17 de Noviembre de 2025 - Boletín Nro.539
"Cuando el Equipo Confía, Pero No Comprende:
El Deber del Líder de Explicar, Acompañar y Guiar..."
"Venezuela, es Urgente Reilusionarnos como País"
Muchos miembros de una organización no entienden el proceso, no conocen todos los detalles, no saben qué ocurre tras las reuniones estratégicas ni por qué ciertas decisiones se toman y otras se posponen. Sin embargo, aun en medio de la incertidumbre, siguen confiando en el liderazgo. Confían porque todavía creen en el propósito, porque sienten que la dirección tiene un sentido, porque perciben que el líder busca lo mejor para la organización y, por consecuencia, lo mejor para ellos.

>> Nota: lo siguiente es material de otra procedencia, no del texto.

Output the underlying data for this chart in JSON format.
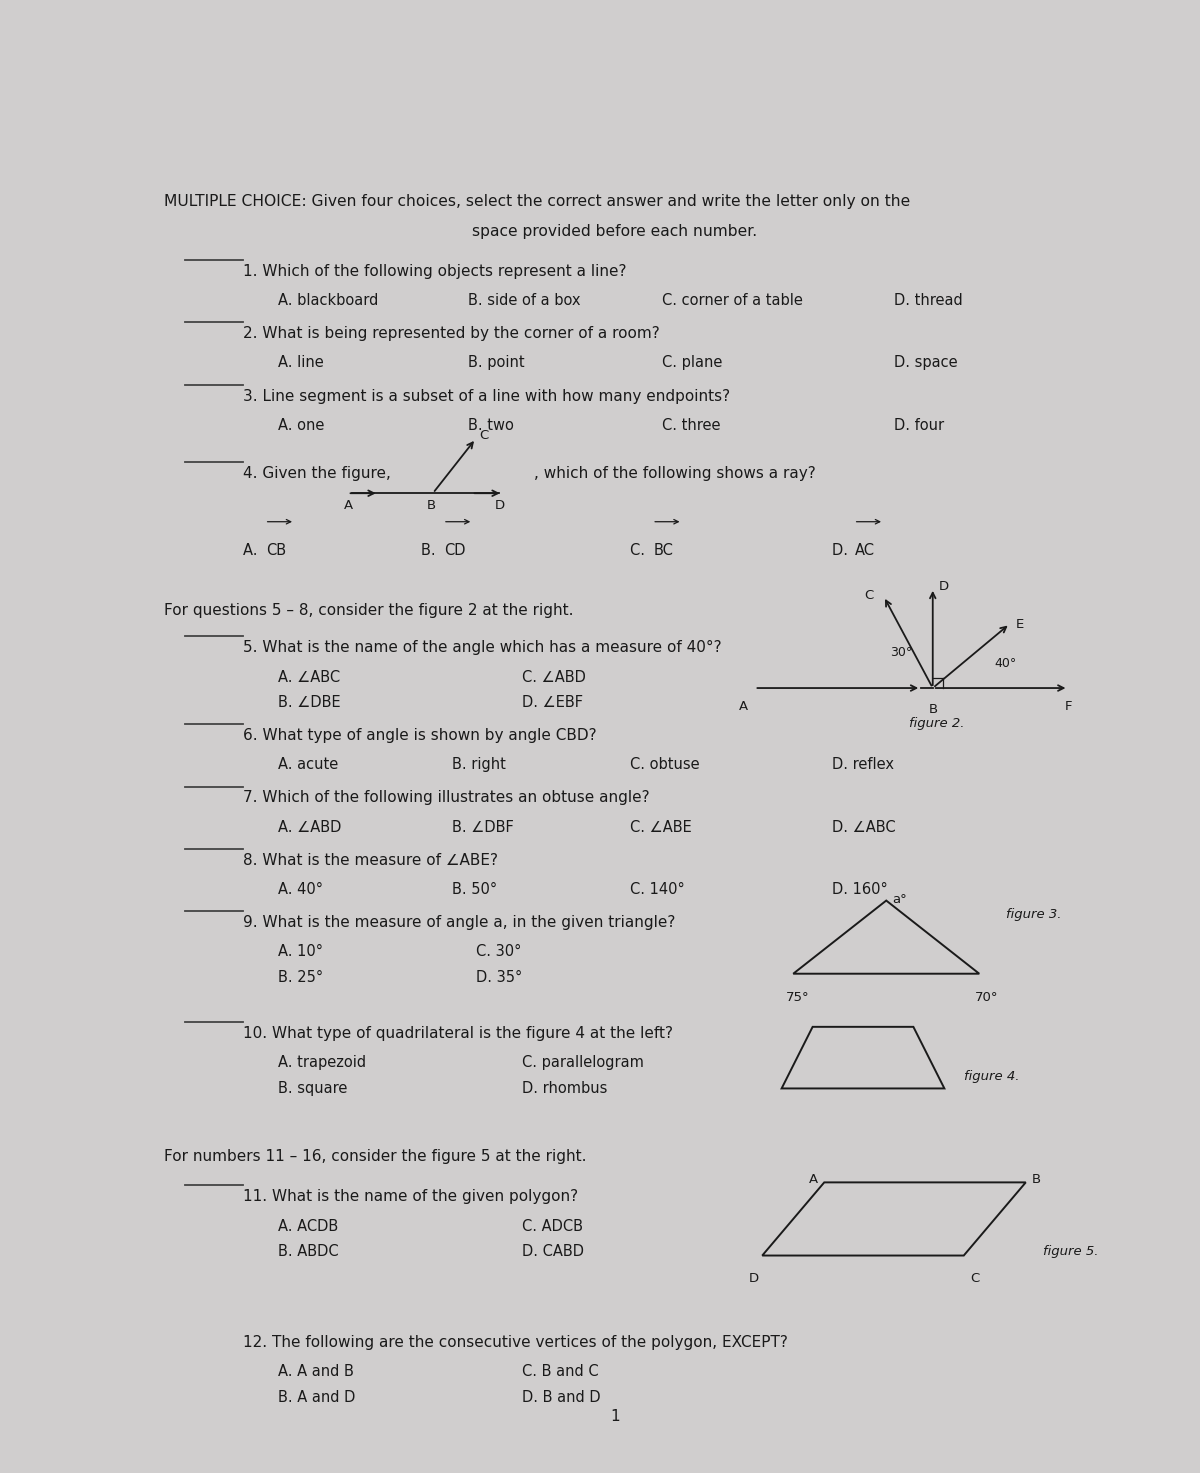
{
  "bg_color": "#d0cece",
  "text_color": "#1a1a1a",
  "title_line1": "MULTIPLE CHOICE: Given four choices, select the correct answer and write the letter only on the",
  "title_line2": "space provided before each number.",
  "fig2_label": "figure 2.",
  "fig3_label": "figure 3.",
  "fig4_label": "figure 4.",
  "fig5_label": "figure 5."
}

Pero esa confianza, tan valiosa y tan frágil, no se sostiene sola. Para mantenerla viva, el líder debe hacer algo esencial: explicar, conversar, orientar y compartir rumbo. La gente puede no entender el proceso, pero necesita sentir que forma parte de él. Requieren escuchar la ruta, visualizar el destino, entender cómo y por qué avanzamos. Un líder que no comunica se convierte en un misterio; y un misterio, tarde o temprano, genera miedo, rumores e interpretaciones distorsionadas.
Desde la visión del Coaching, comunicar no es simplemente hablar: es acompañar. Es construir puentes entre lo que tú ves y lo que tu equipo aún no logra ver. Es gestar seguridad emocional, clarificar dudas y mostrar que el camino tiene sentido. El coach como líder ayuda a que su equipo comprenda no solo el objetivo final, sino también el valor de cada etapa. El proceso debe ser compartido, explicado, interiorizado. Cuando el equipo entiende el para qué, la resistencia disminuye y la motivación se multiplica.
Desde la Gerencia, la claridad es un recurso estratégico. No se puede esperar alta productividad si las personas trabajan a ciegas. Los equipos necesitan un norte claro para orientar sus esfuerzos, priorizar tareas y comprender la importancia de su aporte. Un gerente que explica, que transparenta las decisiones, que abre el panorama, fomenta un ambiente de eficiencia y corresponsabilidad. La comunicación gerencial no es un lujo: es un deber operativo.
Y desde el Liderazgo, el mensaje es contundente: no basta con mandar, firmar o instruir. Un líder que solo ordena pierde cercanía, empatía y credibilidad. El equipo debe verte como parte del proceso, no como una pieza distante que solo aparece para sancionar o exigir. Deben sentir que caminas con ellos, no sobre ellos. El liderazgo auténtico se gana en la cotidianidad: en las conversaciones difíciles, en la escucha activa, en mostrar vulnerabilidad cuando es necesario y firmeza cuando es imprescindible.
Cuando el líder explica, la gente se calma.
Cuando el líder se muestra humano, la gente se conecta.
Cuando el líder acompaña, la gente crece.
Cuando el líder guía con claridad, la gente confía.
Quien dirige una organización tiene el privilegio pero también la responsabilidad de ser luz en medio del proceso. No permitas que tu equipo te vea como una figura distante, sino como un líder que piensa, siente y construye junto a ellos. La transformación comienza por ti: por tu capacidad de comunicar, de inspirar, de explicar, de unir. Si quieres que tu gente confíe en el camino, primero deben confiar en ti; y para confiar en ti, deben verte presente, coherente y comprometido. Que cada palabra que digas y cada paso que des los lleve a comprender el propósito y a sentir que son parte de algo más grande. Porque cuando el líder se transforma, la organización entera despierta. Tenlo Presente.
Carlos Omar Delgado C.
@liderazgoentudia
Dios les Bendiga, mis Mejores Deseos y un Respetuoso Abrazo Virtual.